Monday, February 25, 2008
Speed or Brawn?
No winner this week. According to Browning and Zupan (1999; p187), the difference is due to the size of the hockey rinks. "Not all hockey rinks are the same size. Harvard's rink is large and this serves to increase the marginal product of speedy versus brawny players--there is more room to play a fast-paced version of hockey. By contrast, Yale's rink is smaller and thereby favors brawn over speed. Since there is less room to run, it becomes easier for large players to hunt down smaller opposition and beat it to a pulp." Indeed, Harvard even keeps their rink much cooler than Yale's so that the ice is faster to skate on, thereby benefiting their players.
Monday, February 18, 2008
How do you get people to tell the truth?
Monday, February 11, 2008
A Bluffing Farmer?
"The price of corn is very low this year, and the most I can get from the crop is $55,000. If I paid you the same amount as I paid you last year ($50,000), I'd lose money, because I also have to worry about the $30,000 I paid three months ago for seed and fertilizer. I'd be crazy to pay a total of $80,000 to harvest a crop I can sell for only $55,000. If you are willing to work for half as much as last year ($25,000), my total cost will be $55,000, so I'll break even. If you don't take a pay cut, I won't harvest the wheat."
Is the farmer bluffing, or will the farmworkers lose their jobs if they reject the proposed pay cut? Explain.
Congratulations to Yang Di for providing the first, complete, answer to the above dilemma.
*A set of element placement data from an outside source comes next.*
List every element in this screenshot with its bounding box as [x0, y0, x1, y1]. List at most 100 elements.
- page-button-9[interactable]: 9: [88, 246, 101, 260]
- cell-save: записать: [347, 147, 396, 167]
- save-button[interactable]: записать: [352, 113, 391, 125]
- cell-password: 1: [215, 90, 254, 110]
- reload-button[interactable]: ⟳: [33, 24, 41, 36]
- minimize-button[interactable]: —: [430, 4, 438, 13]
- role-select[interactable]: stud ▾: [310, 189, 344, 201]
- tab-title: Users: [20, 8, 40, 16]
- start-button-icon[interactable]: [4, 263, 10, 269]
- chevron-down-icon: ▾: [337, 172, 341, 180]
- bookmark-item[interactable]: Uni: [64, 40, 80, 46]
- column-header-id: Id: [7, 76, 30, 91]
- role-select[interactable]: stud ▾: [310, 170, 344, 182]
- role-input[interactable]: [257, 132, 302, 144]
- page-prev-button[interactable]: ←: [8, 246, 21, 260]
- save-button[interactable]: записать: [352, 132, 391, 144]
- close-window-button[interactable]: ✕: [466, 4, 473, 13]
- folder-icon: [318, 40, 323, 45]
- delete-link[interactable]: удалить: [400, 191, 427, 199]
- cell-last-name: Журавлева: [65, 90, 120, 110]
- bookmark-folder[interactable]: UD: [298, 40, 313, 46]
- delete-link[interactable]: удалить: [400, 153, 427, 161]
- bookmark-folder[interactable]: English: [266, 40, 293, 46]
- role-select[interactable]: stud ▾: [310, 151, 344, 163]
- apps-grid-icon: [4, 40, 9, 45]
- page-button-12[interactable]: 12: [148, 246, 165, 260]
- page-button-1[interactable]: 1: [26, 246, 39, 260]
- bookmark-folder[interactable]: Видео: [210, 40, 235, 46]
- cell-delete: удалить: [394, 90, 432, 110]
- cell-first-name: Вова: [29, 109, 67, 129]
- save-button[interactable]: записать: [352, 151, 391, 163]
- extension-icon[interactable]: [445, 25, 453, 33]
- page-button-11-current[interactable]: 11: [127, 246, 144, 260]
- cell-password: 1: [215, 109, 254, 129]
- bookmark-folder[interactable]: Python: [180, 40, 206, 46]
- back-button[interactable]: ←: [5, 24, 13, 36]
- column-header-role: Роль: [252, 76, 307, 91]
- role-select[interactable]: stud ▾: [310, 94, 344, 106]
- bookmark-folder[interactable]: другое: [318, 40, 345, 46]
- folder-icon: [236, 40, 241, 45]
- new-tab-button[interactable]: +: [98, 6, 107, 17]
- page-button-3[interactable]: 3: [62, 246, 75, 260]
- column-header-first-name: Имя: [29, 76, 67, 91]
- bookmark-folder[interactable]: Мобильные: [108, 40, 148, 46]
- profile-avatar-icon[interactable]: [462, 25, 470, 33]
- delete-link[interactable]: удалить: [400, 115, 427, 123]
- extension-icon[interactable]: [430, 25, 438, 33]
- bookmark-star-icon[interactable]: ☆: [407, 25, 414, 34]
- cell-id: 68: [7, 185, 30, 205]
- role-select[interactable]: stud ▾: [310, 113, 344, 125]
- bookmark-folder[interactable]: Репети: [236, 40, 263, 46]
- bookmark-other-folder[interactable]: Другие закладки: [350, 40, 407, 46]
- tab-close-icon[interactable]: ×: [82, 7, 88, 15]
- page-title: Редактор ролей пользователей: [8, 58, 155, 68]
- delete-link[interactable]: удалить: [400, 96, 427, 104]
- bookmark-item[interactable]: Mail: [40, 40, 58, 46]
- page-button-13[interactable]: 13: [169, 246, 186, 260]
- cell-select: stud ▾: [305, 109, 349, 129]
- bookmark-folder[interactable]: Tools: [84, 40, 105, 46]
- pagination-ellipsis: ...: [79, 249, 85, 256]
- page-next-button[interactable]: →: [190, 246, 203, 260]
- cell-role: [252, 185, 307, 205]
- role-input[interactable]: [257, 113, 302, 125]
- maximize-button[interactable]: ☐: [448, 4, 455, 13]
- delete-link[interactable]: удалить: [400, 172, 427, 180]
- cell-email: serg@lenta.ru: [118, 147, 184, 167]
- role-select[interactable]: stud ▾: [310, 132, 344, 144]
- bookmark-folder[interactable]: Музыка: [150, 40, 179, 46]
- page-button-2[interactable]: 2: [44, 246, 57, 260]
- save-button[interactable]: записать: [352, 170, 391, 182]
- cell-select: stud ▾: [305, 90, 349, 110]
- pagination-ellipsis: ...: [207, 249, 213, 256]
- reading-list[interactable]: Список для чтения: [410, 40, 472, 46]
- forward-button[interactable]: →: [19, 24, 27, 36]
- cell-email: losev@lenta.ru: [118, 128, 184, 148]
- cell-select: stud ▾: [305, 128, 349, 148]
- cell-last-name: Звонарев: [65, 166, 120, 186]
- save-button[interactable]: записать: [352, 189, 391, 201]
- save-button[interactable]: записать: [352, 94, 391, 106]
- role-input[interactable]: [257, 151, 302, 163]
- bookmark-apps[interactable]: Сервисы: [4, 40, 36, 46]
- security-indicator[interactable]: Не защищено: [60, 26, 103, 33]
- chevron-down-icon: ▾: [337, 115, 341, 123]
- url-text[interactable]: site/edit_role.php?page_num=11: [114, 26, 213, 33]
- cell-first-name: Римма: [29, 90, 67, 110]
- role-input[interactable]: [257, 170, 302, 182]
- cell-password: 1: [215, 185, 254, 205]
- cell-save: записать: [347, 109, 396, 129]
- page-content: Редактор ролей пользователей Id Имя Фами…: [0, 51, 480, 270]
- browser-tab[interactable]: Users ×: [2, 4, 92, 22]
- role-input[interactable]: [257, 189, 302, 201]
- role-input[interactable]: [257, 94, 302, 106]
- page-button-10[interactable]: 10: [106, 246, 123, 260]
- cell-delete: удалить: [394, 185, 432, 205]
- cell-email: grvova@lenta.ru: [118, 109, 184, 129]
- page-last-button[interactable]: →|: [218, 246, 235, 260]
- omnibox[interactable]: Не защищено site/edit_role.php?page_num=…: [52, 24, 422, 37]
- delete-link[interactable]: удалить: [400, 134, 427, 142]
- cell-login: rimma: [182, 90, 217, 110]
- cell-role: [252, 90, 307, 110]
Read the comments section to see Di's reasoning.
Monday, February 4, 2008
Economics in a Laboratory?
Congratulations to Lang Zhao for correctly identifying that Edward Chamberlin of Harvard University conducted the first recorded market experiment in 1948. A participant in that experiment was Vernon Smith, who later went on to win a Nobel Prize in Economics for helping to pioneer a new branch of economic analysis known as experimental economics.